Scraping the Cache version from Google

natanspecialist · March 11, 2020, 8:55am

Hi,

I have been trying to scrap the cache version of a list of URLs (only 20) using the xpath but no luck so far.

The list indicates this pattern: http://webcache.googleusercontent.com/search?q=cache:https://www.dkc.ae/ whereas the xpath i use is this: /html/body/div[1]/div[1]/span[1] to locate the cache version of the page.

The full function is: =XPathOnUrl("http://webcache.googleusercontent.com/search?q=cache:https://www.dkc.ae/";"/html/body/div[1]/div[1]/span[1]")

Is there anything i am missing or doing wrong? It just returns me blank cells.

Thanks,

diskborste · March 11, 2020, 9:36am

Can you tell me where the cache version is available on that page?

natanspecialist · March 11, 2020, 10:12am

If you open this URL in the browser: http://webcache.googleusercontent.com/search?q=cache:https://www.dkc.ae/

I'd like to scrap the following:

I found out the xpath for that which is: /html/body/div[1]/div[1]/span[1] but run xpath throws me blank cells.

diskborste · March 11, 2020, 11:08am

Aha, didn't see it because the text was hidden behind the banner. This XPath works for me:

=XPathOnUrl("http://webcache.googleusercontent.com/search?q=cache:https://www.dkc.ae/";"//div[1]/span[2]")

However, this service is the same as the one used in the GoogleCachDate connector so I'm not sure why you prefer to scrape this manually?

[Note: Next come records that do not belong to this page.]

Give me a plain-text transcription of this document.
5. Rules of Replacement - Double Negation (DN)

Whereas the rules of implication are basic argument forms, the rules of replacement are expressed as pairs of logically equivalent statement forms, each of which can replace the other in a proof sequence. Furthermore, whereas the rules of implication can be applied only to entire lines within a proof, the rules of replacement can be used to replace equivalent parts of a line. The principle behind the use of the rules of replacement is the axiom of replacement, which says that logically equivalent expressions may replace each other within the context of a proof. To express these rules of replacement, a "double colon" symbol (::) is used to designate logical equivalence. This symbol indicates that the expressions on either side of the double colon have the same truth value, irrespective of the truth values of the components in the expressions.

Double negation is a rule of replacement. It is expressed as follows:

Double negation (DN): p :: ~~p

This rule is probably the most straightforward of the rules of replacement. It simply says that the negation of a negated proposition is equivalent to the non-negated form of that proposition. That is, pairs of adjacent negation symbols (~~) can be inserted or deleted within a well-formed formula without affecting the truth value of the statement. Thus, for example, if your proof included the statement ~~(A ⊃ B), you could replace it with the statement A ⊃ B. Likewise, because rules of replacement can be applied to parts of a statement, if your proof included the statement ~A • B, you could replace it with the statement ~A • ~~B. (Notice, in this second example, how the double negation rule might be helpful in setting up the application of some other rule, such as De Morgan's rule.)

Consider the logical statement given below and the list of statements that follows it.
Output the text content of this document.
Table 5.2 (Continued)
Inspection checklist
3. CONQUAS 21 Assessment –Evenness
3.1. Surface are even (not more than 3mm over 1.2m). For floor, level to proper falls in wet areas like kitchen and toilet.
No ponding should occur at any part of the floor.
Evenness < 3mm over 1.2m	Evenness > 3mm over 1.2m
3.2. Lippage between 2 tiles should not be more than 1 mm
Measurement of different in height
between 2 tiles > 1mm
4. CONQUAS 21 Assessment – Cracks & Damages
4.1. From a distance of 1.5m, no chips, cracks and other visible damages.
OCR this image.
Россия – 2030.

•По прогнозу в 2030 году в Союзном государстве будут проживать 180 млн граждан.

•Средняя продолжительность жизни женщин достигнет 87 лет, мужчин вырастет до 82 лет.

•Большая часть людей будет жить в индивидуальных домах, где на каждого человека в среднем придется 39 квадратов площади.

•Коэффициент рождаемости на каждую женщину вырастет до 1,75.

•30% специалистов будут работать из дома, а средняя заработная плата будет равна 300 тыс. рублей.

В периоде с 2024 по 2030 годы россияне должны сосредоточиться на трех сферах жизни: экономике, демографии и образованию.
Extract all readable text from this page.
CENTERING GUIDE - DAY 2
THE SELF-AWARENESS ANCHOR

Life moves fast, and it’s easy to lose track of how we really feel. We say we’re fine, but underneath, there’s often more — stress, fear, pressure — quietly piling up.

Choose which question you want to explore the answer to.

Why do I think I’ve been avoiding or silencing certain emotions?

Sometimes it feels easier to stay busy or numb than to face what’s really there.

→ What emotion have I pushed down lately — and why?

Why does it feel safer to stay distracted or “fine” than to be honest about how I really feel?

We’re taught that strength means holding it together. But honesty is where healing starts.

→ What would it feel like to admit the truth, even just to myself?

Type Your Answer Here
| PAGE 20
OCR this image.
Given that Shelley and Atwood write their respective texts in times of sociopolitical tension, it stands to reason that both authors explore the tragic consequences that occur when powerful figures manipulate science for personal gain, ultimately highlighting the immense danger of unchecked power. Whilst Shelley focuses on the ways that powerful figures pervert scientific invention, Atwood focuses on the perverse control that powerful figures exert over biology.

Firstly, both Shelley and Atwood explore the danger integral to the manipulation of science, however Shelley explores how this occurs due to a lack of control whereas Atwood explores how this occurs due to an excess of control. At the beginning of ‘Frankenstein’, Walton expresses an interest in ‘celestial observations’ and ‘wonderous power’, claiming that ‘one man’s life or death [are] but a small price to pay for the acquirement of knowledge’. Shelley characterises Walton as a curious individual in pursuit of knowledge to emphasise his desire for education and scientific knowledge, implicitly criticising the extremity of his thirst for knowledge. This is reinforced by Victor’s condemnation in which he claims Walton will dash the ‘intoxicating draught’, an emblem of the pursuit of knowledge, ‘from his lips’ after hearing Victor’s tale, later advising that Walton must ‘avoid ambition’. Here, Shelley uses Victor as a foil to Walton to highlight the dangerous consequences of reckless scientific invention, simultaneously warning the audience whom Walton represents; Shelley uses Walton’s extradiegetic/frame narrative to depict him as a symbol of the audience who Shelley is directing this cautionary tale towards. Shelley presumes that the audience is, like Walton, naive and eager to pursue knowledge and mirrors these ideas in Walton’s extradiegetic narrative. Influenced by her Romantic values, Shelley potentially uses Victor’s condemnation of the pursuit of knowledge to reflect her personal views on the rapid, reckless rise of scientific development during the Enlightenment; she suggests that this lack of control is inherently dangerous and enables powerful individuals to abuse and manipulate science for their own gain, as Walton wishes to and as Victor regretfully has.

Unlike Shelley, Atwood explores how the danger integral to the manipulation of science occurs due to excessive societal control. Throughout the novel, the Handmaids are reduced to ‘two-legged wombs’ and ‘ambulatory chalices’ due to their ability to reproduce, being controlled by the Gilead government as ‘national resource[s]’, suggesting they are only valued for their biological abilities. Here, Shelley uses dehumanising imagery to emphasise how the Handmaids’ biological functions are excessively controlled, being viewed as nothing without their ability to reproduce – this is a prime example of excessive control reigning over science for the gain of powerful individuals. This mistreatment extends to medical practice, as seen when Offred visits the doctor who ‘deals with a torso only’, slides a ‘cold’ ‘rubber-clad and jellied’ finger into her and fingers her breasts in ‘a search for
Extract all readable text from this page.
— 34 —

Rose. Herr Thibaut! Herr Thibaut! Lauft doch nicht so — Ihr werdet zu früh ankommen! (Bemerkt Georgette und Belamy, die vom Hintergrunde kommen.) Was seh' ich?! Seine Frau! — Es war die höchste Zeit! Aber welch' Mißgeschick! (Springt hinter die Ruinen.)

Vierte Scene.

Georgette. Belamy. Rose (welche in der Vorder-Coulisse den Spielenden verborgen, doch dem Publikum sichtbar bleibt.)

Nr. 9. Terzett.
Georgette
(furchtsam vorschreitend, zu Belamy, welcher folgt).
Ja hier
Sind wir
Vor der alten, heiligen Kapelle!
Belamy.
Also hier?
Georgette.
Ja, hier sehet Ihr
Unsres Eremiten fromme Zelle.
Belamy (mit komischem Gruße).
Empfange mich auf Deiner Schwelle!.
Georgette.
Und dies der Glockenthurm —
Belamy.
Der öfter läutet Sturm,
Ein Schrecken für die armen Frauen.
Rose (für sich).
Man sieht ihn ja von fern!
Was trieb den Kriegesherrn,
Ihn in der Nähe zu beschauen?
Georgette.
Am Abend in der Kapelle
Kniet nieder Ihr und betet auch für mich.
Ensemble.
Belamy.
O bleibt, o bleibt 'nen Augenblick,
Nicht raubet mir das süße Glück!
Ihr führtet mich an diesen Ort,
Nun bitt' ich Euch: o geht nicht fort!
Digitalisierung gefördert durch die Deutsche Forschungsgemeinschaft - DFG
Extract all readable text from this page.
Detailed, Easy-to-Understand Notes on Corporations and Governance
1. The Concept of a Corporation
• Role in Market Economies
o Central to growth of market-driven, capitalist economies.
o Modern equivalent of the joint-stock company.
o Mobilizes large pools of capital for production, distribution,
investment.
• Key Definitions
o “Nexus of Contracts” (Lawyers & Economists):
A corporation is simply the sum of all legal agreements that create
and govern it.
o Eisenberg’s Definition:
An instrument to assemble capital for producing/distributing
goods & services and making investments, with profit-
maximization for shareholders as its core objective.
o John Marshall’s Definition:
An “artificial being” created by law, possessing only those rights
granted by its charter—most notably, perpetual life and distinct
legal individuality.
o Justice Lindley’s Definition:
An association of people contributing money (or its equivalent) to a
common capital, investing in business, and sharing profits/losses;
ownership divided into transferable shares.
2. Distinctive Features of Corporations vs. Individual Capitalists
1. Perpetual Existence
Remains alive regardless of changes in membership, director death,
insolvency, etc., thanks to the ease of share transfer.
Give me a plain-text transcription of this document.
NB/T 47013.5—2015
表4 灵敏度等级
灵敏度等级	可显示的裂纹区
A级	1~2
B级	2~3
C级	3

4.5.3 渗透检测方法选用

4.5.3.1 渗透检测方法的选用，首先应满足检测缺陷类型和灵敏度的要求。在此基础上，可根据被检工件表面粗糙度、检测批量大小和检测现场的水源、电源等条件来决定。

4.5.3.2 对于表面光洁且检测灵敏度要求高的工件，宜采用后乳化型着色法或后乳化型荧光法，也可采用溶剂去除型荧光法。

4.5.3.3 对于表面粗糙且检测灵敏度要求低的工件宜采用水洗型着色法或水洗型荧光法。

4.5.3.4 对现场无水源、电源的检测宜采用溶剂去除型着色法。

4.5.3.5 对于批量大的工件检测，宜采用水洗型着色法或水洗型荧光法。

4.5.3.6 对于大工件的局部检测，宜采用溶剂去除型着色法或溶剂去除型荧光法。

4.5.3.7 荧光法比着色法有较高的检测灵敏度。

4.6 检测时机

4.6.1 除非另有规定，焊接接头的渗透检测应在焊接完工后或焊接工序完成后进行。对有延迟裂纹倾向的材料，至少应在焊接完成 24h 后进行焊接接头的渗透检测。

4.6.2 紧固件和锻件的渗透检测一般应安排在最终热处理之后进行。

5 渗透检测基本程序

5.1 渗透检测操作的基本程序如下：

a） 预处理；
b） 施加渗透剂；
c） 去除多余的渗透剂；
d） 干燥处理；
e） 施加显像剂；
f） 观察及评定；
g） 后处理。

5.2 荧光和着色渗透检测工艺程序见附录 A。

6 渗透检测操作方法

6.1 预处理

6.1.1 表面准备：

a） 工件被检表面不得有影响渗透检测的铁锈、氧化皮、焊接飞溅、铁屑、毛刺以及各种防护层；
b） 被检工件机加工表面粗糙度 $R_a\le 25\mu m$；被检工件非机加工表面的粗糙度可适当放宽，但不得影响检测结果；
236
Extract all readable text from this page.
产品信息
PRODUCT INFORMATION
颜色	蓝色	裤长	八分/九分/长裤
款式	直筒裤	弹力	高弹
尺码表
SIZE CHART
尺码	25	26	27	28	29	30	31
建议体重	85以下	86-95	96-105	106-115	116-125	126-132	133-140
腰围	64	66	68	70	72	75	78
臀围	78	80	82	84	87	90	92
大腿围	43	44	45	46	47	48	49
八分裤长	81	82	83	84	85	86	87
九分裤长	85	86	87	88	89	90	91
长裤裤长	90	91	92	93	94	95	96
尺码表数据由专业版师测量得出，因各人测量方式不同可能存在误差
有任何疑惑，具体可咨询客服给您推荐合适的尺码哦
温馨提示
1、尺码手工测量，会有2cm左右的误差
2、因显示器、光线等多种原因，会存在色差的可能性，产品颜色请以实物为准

natanspecialist · March 11, 2020, 12:00pm

Thanks for your help.

I thought, this should =Connector("GoogleCacheDate.GoogleCacheDate";C1) only work for date. Please suggest if i can pull the cached URL too through the above function?

Thanks again!

diskborste · March 11, 2020, 1:17pm

Hmm, isn't the URL always set to the latest URL? Is the purpose to identify redirects?

natanspecialist · March 11, 2020, 1:18pm

The purpose is to identify the pages google has indexed that don't match with original URL pattern. Basically, a mismatch of indexed vs cached URL but xpath helps me to do that so no worries.